Tetikçilerin yakalanıp idam edilmelerine rağmen Osmanlı Devleti'ni oldukça sarsan ve yeni bir sürecin başlangıcı olan bu suikastın amacı ve azmettiricileri tam olarak ortaya çıkarılamamıştır. Ama Babıali Baskını'nda öldürülen Harbiye Nazırı Nazım Paşa'nın mensup olduğu Halâskar Zabitanlar'ın misilleme yapmak ve intikam almak için İttihatçıları benzer bir baskınla devirme planları olduğu muhakkaktır. İşte bunlardan Kürt Şerif Paşa, Gümülcineli İsmail, Müdür Muhib, Miralay Fuad, Yüzbaşı Kazım, Pertev Tevfik ve Kemal Midhat Bey'lerin başını çektiği bir komite Prens Sebahattin'i başa geçirmek düşüncesi etrafında bu amaçla bir araya gelmişlerdi.  

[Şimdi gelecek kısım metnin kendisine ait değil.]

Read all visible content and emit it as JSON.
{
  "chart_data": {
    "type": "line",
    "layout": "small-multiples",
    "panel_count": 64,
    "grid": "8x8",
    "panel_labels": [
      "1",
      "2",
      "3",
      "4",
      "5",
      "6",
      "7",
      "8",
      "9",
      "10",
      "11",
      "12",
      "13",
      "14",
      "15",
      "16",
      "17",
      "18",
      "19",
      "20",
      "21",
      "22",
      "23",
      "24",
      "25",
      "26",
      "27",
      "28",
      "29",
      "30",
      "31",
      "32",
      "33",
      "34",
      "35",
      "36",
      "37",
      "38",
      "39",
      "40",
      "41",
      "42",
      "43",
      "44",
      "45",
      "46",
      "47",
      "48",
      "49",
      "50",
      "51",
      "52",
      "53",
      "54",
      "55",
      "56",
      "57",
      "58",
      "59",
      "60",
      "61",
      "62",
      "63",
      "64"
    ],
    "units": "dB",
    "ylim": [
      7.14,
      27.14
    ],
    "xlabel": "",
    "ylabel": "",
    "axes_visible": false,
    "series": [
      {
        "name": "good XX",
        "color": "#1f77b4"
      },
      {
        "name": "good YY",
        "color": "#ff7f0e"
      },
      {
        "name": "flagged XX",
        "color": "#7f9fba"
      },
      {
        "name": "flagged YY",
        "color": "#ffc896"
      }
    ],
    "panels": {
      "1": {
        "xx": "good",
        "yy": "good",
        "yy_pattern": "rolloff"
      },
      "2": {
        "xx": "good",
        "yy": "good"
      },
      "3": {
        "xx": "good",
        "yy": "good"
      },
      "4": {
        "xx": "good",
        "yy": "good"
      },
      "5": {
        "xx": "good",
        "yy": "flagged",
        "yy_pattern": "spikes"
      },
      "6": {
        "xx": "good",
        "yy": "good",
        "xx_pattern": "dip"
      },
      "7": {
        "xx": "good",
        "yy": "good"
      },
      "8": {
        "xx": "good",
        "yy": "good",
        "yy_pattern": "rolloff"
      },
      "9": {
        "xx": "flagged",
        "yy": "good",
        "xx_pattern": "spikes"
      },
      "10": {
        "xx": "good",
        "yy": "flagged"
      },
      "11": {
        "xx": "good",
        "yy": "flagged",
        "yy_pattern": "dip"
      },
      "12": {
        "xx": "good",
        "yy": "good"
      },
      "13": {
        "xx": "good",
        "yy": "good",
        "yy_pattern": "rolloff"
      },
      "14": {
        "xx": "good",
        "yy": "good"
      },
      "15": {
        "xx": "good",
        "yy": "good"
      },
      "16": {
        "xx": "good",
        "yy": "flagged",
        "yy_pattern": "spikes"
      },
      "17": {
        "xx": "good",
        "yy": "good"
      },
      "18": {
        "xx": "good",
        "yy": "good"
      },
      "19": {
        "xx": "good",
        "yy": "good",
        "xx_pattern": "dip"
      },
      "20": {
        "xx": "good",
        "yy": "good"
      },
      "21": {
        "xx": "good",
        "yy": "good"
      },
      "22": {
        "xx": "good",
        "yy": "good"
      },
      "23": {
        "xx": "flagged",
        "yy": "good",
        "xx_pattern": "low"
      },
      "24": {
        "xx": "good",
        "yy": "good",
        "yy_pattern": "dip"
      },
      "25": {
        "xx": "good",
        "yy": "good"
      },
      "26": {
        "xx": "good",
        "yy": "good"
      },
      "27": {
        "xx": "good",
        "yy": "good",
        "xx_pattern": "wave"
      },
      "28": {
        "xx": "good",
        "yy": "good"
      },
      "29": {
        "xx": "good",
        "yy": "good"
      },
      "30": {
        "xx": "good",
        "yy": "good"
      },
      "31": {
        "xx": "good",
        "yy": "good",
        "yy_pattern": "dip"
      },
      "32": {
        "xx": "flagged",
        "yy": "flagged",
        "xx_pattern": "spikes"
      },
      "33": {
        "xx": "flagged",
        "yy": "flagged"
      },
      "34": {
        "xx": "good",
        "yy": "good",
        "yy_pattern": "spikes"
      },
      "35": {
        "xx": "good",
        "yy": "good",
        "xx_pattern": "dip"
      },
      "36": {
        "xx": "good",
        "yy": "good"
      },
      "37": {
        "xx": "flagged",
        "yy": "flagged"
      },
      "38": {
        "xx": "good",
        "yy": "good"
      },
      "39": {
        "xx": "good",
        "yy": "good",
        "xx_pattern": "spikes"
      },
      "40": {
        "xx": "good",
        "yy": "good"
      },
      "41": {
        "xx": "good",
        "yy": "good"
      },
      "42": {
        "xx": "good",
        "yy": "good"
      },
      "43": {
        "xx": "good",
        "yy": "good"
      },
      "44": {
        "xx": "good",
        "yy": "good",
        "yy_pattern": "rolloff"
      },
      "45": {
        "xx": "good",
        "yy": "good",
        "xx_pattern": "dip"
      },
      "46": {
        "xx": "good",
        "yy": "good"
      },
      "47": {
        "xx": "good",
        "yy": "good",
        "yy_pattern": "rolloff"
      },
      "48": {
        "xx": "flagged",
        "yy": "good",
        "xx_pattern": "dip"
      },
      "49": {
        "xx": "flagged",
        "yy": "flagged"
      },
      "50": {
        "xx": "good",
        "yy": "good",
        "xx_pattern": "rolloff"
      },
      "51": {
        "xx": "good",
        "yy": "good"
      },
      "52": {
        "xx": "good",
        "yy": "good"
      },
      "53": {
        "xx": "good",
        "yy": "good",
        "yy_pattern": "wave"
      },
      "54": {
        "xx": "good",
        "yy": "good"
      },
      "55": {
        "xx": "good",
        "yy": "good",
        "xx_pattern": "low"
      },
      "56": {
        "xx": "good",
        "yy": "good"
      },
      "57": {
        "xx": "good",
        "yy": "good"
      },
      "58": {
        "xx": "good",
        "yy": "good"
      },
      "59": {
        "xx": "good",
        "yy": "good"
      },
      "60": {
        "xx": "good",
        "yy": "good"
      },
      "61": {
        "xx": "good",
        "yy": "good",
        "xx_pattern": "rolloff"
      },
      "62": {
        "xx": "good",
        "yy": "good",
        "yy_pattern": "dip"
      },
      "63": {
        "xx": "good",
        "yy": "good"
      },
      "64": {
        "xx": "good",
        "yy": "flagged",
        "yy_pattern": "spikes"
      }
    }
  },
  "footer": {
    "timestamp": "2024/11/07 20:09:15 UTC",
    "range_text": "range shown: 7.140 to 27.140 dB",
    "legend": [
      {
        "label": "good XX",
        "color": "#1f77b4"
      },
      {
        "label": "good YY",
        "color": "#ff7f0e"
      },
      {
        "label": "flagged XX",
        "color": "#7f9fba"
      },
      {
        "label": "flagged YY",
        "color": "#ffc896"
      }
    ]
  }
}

            Ne kadar hazindir ki; bu suikast, Osmanlı Devleti'nde faaliyet gösteren bütün siyasî grupların işine yaramıştır. Mahmut Şevket Paşa öyle bir konumdaydı ki, onun ölümü hem muhalefeti hem de iktidardaki İttihat ve Terakki Partisi'ni memnun etmiştir. Bilhassa iktidarda bulunan İttihat ve Terakkiciler, muhalefeti iyice sindirmek ve arzuladıkları sistemi yerleştirmek için bu suikastı ustaca kullandılar. Netice de muhalefet sustu, birçok insan mağdur oldu. İttihat ve Terakki, devletin bütün kurumlarını ele geçirdi. Ancak, bu başına buyruk, denetimsiz, katı ve acımasız anlayış sahipleri, teslim aldıkları Koskoca Cihan İmparatorluğunun, beş yıl gibi kısa bir süre içinde darmadağın olarak yıkılmasına mani olamadılar. Ülkelerini ve masum insanları kaderleriyle baş başa bırakıp, çok sevdikleri ve sımsıkı sarıldıkları makam ve mevkilerini terk ederek kaçmak zorunda kaldılar.
 KAYNAKLAR:
1) Cemal Paşa'nın Hatıralarından, Yakın Tarihimiz Dergisi, Cilt 4, Sayı 42, 1962, s.67 
2) Zekeriya Türkmen, Osmanlı Meşrutiyetinde Ordu-Siyaset Çatışması, İstanbul: İrfan Yayınevi, 1993, s.149 
3)İbnü'l-Emin Mahmud Kemal İnal, Osmanlı Devrinde Son Sadrazamlar, c.III, İstanbul, 1965.
4)İsmail Hami Danişmend, İzahlı Osmanlı Tarihi Kronolojisi, c.IV, İstanbul, 2011.